Cerca de uma hora depois, eles avistaram a Guarda Costeira e alguns refugiados furaram o barco. “Quando ela pega, leva todo mundo de volta para o país de partida. Algumas pessoas que estavam no barco já haviam passado por isso e tiveram medo de serem mandadas para a Turquia de novo”, explica Houd. Eles nadaram por três horas até serem resgatados pela Guarda Costeira da Grécia. 

Depois de seis dias com a mesma roupa na ilha de Kos, ele conseguiu ser registrado como refugiado. Pelas leis europeias, o registro deve ser feito no país de entrada. De Kos ele foi para Atenas, em busca de um smuggler para ir para a Alemanha. Por contar com recursos próprios, Houd pôde pagar um atravessador de novo: 3.800 euros por um passaporte falso e uma passagem para Frankfurt. “Eu me senti como James Bond, com documentos falsos, sentado num avião para a Alemanha”, brinca Houd, uma forma de aliviar o peso da experiência.

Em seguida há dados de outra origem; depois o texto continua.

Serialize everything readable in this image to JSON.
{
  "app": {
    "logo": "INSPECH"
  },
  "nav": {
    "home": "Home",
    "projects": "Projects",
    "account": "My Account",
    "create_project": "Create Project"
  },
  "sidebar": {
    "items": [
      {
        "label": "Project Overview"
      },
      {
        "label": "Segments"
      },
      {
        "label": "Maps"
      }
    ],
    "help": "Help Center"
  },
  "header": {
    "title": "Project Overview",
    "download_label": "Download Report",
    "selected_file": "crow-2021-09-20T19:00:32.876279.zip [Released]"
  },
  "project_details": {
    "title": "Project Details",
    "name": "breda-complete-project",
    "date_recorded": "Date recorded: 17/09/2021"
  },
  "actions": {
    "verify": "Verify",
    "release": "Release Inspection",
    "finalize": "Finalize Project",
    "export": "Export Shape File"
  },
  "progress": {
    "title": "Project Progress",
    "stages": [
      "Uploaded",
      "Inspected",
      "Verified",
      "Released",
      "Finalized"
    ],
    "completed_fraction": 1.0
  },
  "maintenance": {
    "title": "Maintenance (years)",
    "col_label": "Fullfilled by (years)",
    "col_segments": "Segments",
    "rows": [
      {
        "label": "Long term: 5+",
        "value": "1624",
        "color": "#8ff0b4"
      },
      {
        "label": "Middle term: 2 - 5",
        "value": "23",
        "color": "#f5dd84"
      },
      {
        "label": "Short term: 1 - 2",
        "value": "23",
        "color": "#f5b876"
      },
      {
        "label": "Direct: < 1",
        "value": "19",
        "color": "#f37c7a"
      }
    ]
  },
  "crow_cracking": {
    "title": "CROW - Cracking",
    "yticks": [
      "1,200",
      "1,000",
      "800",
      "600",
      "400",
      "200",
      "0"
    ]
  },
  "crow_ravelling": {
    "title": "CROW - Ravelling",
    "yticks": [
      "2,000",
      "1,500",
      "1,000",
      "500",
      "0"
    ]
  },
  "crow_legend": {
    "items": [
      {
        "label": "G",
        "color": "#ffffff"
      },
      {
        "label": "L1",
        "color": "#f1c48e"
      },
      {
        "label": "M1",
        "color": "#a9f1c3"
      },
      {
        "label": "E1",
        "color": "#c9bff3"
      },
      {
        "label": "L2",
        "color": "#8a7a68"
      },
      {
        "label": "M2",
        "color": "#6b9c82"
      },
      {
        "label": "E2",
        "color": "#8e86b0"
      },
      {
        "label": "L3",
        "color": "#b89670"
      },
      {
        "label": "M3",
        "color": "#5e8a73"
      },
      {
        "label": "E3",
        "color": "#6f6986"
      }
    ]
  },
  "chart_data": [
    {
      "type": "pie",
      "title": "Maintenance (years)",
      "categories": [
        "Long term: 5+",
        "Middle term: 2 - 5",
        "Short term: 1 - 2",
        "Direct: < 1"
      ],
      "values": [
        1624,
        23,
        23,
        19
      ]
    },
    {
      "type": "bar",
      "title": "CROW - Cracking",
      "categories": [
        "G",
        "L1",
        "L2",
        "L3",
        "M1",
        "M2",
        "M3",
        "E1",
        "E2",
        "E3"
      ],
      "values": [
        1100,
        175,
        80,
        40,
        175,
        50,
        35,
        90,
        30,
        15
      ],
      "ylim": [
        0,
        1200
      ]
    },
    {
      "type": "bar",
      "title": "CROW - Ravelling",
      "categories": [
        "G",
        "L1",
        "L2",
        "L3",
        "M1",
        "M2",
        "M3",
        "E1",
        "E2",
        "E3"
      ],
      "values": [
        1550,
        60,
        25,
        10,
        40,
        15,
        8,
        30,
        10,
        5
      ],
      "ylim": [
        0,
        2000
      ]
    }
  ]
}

Quando Houd desembarcou em Frankfurt, não teve coragem de seguir com o passaporte falso. “Os alemães são conhecidos por reconhecer documentos falsos. Eu queria me privar de passar pela humilhação de ser pego pela polícia”, lembra. Então, decidiu se entregar. Primeiro foi ao banheiro, tirou uma foto do passaporte, mandou para a esposa, como recordação, arrancou a foto – a única coisa verdadeira naquele documento –, rasgou o restante e mandou descarga abaixo. Várias vezes, só para garantir. Depois, procurou a polícia no aeroporto. “Eu disse que havia chegado na Alemanha com passaporte falso e que era sírio, fugindo da guerra, e precisava me refugiar no país”.

As forças policiais encaminharam Houd a um centro de refugiados. Ele enfrentou nove meses pulando de centro em centro até, finalmente, conseguir a permissão para ficar no país e a chance de cumprir o que prometera ao filho: oferecer a ele uma vida mais segura.

Recomeço

Um ano e um mês depois da despedida, o reencontro. “Tudo o que eu fiz foi para esse momento”, diz Houd, sentado no sofá ao lado do filho, Gabriel, e da esposa Hiba, de 26 anos. Ela e o menino chegaram a Alemanha de avião, com as passagens pagas.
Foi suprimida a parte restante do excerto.